Effrayée d’abord, la Campofiori s’était vite rassurée ; même, elle adressait au somnambule de douteuses plaisanteries :

— Maudit moine ! Il m’a fait peur... Bonjour, mon révérend père : vous troublez notre répétition. Rangez donc, s’il vous plaît, votre barque... Voulez-vous écouter Leucosia, la Sirène qui tenta Lazare ?
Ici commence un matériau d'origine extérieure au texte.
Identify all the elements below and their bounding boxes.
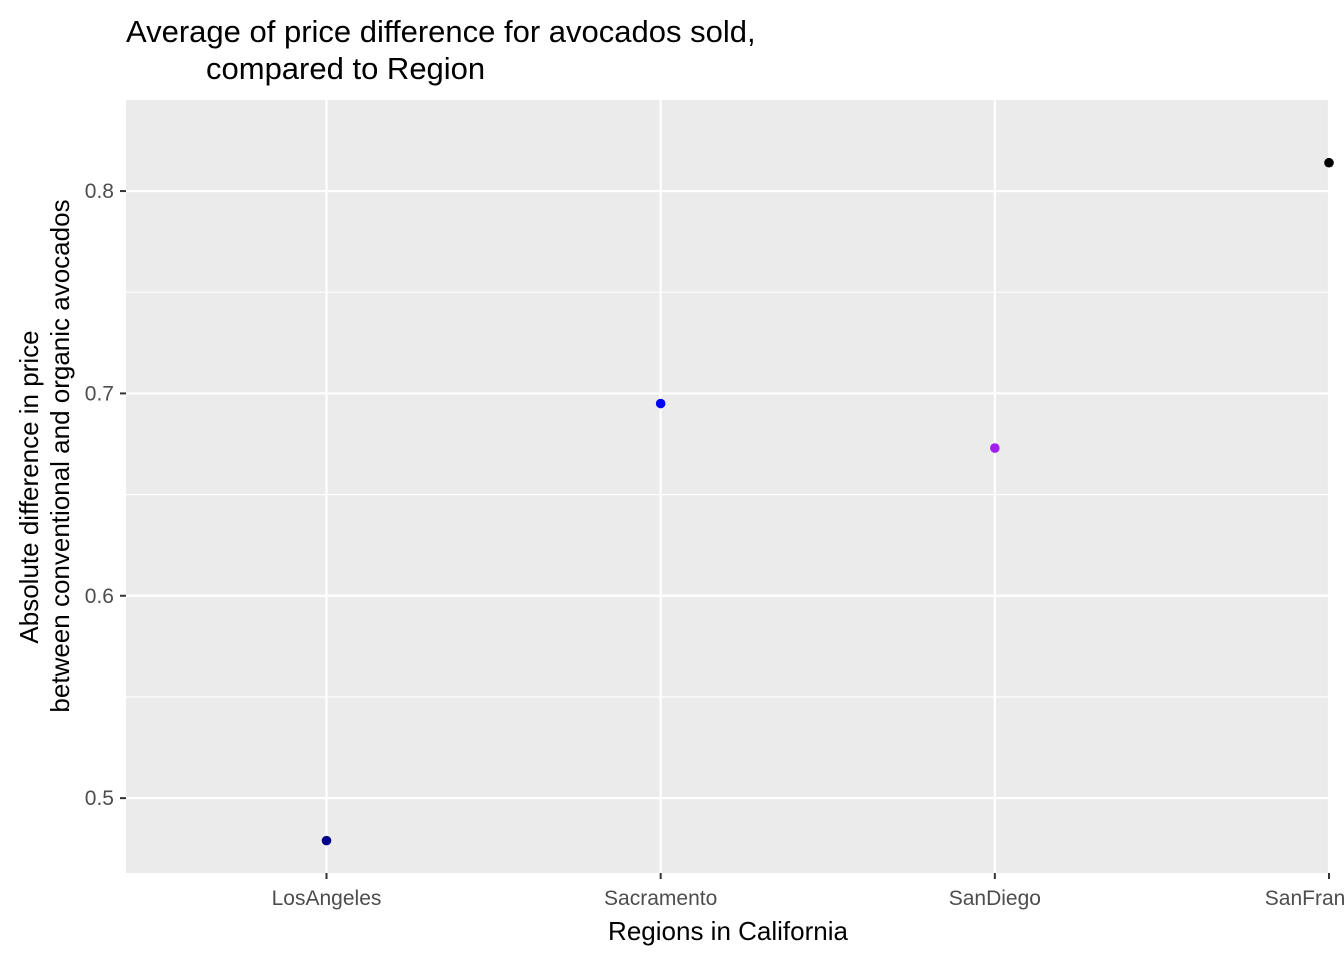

Mais voici qu’entendant la voix provocante de Diva, le franciscain redressa la tête ; ses lèvres prononcèrent quelques mots : « Je vais t’obéir, Dieu vengeur ; » il se leva, et alors hautain, menaçant, ironique :

— Leucosia, Lazare est sorti du tombeau !... Esther Mosselman, je suis Marcel Lautrem.


XXII. — « VADE RETRO ! »

Longuement l’élève, la fiancée de Marcellus, regarda l’homme qui l’avait tant aimée. Elle vit ce blême et terreux visage, ces joues caves, cette bouche édentée, ces yeux éteints, ces cheveux grisonnans, ce front que sillonnaient les rides ; elle vit son œuvre de destruction, et un outrageant éclat de rire fut sa réponse.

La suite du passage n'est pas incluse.